Daniel Hsu | Breathing Life into Machine Learning

January 12, 2014

In recent years, human interactions with intelligent machines and software have become increasingly commonplace.

This can be attributed to developments in machine learning, a branch of artificial intelligence involving the integration of systems that can learn from data. Such systems include those that automatically sort your emails into spam folders and autocorrect your text messages.

Despite the obvious influx of artificial intelligence in our society, humans are still needed to teach machines how to learn. One of the humans at the forefront of innovation in machine learning is Daniel Hsu, assistant professor of computer science. Hsu has developed novel algebraic machine learning algorithms and his research has also been instrumental in the advancement of active learning and differential privacy. While Hsu explores multiple sub-areas of machine learning, he is widely renowned for his work with Hidden Markov Models (HMMs), statistical models with applications in automated speech recognition, natural language processing, computational biology, and robotics.

In 2009, together with Toyota Technological Institute at Chicago’s Sham Kakade (now with Microsoft) and Rutgers University’s Tong Zhang, Hsu developed a broadly used spectral learning algorithm for the problem of learning HMMs. “With better functionality than previously known algorithms for learning HMMs, which were heuristic in nature and very slow to run large data sets, this work received a lot of attention from both theoreticians and practitioners,” says Hsu. “The initial work provided a rigorous proof of computational learnability—that is, in principle, HMMs could be efficiently solved by computer programs—but much work was still needed to make the work usable in practice. Some of the most exciting follow-up work for the algorithm’s practical deployment was accomplished by my colleagues at Columbia Engineering.”

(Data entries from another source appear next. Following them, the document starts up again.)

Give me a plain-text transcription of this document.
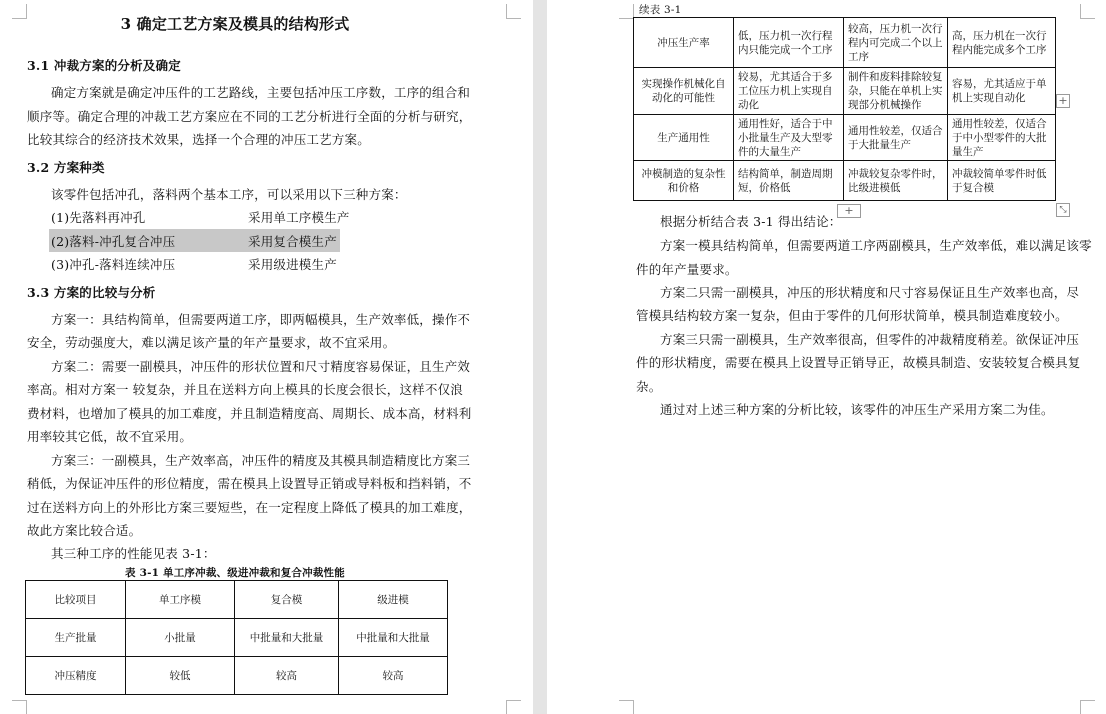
3 确定工艺方案及模具的结构形式
3.1 冲裁方案的分析及确定
确定方案就是确定冲压件的工艺路线，主要包括冲压工序数，工序的组合和
顺序等。确定合理的冲裁工艺方案应在不同的工艺分析进行全面的分析与研究，
比较其综合的经济技术效果，选择一个合理的冲压工艺方案。
3.2 方案种类
该零件包括冲孔，落料两个基本工序，可以采用以下三种方案：
(1)先落料再冲孔	采用单工序模生产
(2)落料-冲孔复合冲压	采用复合模生产
(3)冲孔-落料连续冲压	采用级进模生产
3.3 方案的比较与分析
方案一：具结构简单，但需要两道工序，即两幅模具，生产效率低，操作不
安全，劳动强度大，难以满足该产量的年产量要求，故不宜采用。
方案二：需要一副模具，冲压件的形状位置和尺寸精度容易保证，且生产效
率高。相对方案一 较复杂，并且在送料方向上模具的长度会很长，这样不仅浪
费材料，也增加了模具的加工难度，并且制造精度高、周期长、成本高，材料利
用率较其它低，故不宜采用。
方案三：一副模具，生产效率高，冲压件的精度及其模具制造精度比方案三
稍低，为保证冲压件的形位精度，需在模具上设置导正销或导料板和挡料销，不
过在送料方向上的外形比方案三要短些，在一定程度上降低了模具的加工难度，
故此方案比较合适。
其三种工序的性能见表 3-1：
表 3-1 单工序冲裁、级进冲裁和复合冲裁性能
比较项目	单工序模	复合模	级进模
生产批量	小批量	中批量和大批量	中批量和大批量
冲压精度	较低	较高	较高
续表 3-1
冲压生产率	低，压力机一次行程内只能完成一个工序	较高，压力机一次行程内可完成二个以上工序	高，压力机在一次行程内能完成多个工序
实现操作机械化自动化的可能性	较易，尤其适合于多工位压力机上实现自动化	制件和废料排除较复杂，只能在单机上实现部分机械操作	容易，尤其适应于单机上实现自动化
生产通用性	通用性好，适合于中小批量生产及大型零件的大量生产	通用性较差，仅适合于大批量生产	通用性较差，仅适合于中小型零件的大批量生产
冲模制造的复杂性和价格	结构简单，制造周期短，价格低	冲裁较复杂零件时，比级进模低	冲裁较简单零件时低于复合模
+
+	⤡
根据分析结合表 3-1 得出结论：
方案一模具结构简单，但需要两道工序两副模具，生产效率低，难以满足该零
件的年产量要求。
方案二只需一副模具，冲压的形状精度和尺寸容易保证且生产效率也高，尽
管模具结构较方案一复杂，但由于零件的几何形状简单，模具制造难度较小。
方案三只需一副模具，生产效率很高，但零件的冲裁精度稍差。欲保证冲压
件的形状精度，需要在模具上设置导正销导正，故模具制造、安装较复合模具复
杂。
通过对上述三种方案的分析比较，该零件的冲压生产采用方案二为佳。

To combat active learning issues, those in which unlabeled data is abundant but requires expensive and time-consuming manual labeling processes, Hsu also developed a new protocol that can reduce human labor costs and streamline machine learning processes in many domains.

“My work in active learning merges data collection and the learning process. The new algorithms only request annotations for the most informative data while ensuring that the machine learning process proceeds effectively, as if the machine had annotations for all of the data,” Hsu explains. “These algorithms have countless potential applications; for instance, a group at MIT applied one to the problem of classifying electrocardiographic recordings, a case where annotations are generally supplied by expert cardiologists.”

Today, Hsu also focuses his research on differential privacy, which concerns the risk of machines leaking sensitive data. This current research examines the trade-offs involved with statistical estimation accuracy and gaps revealed between what can be accomplished with and without privacy protection.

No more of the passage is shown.